Two Students Go On Date After Definitely Not Meeting On Tinder


COLUMBUS – After a self-described “three-year dry-spell,” Ohio State University student Tim Daly was happy to report that he went on a date with a fellow student who he met completely organically through face-to-face, interpersonal social interaction.

The unlikely couple met for “definitely not” the first time at Cazuela’s Mexican Restaurant on High Street, where they made awkward, entry-level conversation while pulling back jumbo margaritas for $5 a piece.

Tim’s date, Carly Jenson, reported that the date was, “a little awkward at first. I didn’t know his sense of humor, and I was unsure if he actually thought I work as a cement mixer, or if he was setting up the joke that I was good at making things hard.” Since Carly clearly doesn’t exclusively know Tim from a two-day conversation on an online dating app, she also doesn’t know that the cement mixer line is one of many cheesy and inappropriate pick-up lines in his ‘nonexistent’ Tinder bio.

The two were, inexplicably, initially surprised by the other’s appearance, despite the fact that they had clearly met before in financing class, according to Tim, or in a Model U.N. meeting according to Carly.

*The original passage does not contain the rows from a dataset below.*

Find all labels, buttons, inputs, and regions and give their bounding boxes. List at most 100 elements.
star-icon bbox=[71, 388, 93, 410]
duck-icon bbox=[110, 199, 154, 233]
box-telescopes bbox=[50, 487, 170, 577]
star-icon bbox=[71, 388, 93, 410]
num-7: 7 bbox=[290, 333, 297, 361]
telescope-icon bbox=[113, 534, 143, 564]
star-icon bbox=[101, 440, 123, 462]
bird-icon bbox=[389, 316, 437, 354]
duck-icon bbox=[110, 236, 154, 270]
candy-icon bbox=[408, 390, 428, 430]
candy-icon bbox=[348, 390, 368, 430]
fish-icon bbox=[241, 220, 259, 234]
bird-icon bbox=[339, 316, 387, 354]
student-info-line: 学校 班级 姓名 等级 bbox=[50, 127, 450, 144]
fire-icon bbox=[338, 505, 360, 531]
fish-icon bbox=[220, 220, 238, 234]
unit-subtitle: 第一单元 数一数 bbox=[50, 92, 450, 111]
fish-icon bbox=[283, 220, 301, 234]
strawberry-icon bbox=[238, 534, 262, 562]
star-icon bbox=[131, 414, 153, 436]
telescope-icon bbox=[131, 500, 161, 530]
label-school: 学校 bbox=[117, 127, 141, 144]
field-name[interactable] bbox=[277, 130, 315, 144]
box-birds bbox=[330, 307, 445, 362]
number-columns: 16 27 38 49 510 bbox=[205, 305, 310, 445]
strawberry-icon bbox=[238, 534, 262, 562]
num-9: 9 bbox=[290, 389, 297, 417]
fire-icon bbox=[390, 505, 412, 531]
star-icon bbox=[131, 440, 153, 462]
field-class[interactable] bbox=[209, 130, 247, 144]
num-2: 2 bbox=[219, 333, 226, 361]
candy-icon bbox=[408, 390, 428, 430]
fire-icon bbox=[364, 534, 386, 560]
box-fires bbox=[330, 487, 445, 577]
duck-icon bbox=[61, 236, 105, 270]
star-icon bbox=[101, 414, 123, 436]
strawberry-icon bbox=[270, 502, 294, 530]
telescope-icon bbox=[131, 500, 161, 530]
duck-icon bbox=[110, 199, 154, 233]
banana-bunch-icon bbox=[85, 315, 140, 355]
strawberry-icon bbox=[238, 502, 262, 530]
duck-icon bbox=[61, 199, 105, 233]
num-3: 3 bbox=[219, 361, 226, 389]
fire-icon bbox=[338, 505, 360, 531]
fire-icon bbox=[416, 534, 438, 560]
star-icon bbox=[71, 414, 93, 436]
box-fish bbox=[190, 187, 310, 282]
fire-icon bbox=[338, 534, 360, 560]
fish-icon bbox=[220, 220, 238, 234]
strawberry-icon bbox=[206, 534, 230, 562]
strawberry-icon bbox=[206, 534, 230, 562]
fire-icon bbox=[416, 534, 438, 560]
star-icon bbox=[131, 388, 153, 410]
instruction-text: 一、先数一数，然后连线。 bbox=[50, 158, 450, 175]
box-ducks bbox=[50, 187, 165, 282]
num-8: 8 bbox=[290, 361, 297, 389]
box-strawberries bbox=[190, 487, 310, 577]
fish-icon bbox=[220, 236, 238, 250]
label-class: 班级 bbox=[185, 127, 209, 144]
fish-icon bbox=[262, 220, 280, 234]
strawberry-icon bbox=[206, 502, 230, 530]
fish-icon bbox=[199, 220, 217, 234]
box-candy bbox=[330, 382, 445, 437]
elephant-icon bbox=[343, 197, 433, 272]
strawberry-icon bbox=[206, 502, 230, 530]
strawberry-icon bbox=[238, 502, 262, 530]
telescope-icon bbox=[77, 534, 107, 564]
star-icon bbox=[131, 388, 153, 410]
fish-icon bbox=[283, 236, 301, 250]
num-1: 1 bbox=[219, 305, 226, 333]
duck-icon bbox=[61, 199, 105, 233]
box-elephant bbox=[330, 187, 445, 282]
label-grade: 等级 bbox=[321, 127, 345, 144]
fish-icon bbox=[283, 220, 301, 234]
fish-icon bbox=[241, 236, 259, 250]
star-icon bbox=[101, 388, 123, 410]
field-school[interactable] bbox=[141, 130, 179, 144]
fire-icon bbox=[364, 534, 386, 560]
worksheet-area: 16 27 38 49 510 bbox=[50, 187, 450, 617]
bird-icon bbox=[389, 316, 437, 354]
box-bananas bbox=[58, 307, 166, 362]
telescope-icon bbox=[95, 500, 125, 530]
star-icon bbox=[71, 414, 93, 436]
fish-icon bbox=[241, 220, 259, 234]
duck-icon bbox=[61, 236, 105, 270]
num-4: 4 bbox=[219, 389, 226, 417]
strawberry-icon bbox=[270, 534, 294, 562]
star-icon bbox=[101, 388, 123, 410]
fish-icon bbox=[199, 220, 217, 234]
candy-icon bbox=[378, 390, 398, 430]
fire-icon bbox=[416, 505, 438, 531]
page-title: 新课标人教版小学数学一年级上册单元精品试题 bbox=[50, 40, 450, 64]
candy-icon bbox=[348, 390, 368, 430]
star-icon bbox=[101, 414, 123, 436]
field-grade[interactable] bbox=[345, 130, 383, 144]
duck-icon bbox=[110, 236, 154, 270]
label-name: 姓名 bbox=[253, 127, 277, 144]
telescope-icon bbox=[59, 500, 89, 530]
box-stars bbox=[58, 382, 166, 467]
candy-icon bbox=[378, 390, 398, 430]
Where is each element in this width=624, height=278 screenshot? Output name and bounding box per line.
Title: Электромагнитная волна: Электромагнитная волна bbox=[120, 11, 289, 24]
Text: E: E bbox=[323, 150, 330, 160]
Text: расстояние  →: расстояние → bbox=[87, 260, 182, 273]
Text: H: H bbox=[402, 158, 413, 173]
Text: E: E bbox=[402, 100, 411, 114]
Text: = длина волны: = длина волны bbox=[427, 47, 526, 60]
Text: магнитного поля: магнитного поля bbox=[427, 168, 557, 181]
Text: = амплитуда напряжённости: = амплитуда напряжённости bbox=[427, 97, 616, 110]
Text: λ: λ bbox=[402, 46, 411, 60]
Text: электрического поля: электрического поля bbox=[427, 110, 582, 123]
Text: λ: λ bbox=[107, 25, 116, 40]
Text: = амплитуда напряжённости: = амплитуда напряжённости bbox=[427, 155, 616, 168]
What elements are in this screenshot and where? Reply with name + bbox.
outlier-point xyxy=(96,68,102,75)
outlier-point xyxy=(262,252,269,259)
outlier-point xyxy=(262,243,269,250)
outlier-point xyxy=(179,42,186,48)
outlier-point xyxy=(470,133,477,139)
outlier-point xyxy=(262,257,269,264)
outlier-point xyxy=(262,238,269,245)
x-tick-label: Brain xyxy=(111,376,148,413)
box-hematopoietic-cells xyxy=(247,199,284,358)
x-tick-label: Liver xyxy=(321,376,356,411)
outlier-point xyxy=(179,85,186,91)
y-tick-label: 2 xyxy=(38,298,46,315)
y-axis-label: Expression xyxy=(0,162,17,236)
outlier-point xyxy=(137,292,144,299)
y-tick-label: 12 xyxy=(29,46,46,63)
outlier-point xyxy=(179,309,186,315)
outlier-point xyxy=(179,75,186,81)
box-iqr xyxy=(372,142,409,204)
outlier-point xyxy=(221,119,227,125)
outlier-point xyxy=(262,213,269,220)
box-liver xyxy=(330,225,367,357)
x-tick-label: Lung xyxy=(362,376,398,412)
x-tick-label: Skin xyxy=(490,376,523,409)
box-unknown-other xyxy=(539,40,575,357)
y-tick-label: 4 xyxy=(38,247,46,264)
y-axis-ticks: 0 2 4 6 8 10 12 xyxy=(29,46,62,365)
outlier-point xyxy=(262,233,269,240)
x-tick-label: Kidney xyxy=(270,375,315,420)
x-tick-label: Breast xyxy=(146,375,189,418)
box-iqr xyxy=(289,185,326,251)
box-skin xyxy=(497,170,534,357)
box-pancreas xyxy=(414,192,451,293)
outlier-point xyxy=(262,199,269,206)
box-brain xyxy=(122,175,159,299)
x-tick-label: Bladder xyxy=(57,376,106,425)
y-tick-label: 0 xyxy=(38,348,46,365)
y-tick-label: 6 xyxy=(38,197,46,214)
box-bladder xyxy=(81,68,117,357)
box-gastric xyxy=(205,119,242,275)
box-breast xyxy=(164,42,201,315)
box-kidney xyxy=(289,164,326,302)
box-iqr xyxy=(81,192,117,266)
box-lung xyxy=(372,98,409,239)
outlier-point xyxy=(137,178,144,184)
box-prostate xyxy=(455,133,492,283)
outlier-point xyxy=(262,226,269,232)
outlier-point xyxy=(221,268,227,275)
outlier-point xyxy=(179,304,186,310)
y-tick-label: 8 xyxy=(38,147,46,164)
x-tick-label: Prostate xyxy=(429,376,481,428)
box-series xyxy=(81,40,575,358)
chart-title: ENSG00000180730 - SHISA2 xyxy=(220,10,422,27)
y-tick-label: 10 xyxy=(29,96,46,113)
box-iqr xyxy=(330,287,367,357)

After pretending not to hear his request to go back to his place after the meal, Carly showed Tim her favorite campus bar, The Library. There, the whirlwind couple made even louder awkward banter and completely missed most of what the other was saying due to the blaring sounds of “Closer” by the Chainsmokers, which seemingly played 4 times that night, according to Carly. 

Both of their accounts of the evening inexplicably ended shortly before departing The Library, and any further inquiry was met with avoided eye-contact and reddened faces. When asked if Tim and Carly were likely to go out again at any point, Tim replied enthusiastically that, “[he] would be down,” while Carly stated that, “frankly I was off-put when he told me, in person obviously, that he wasn’t a weatherman, but that I could expect a few inches tonight.” 

Daly has insisted, upon multiple occasions to anyone who would listen, that he “definitely didn’t meet her on Tinder, bro,” despite the fact that nobody fucking asked.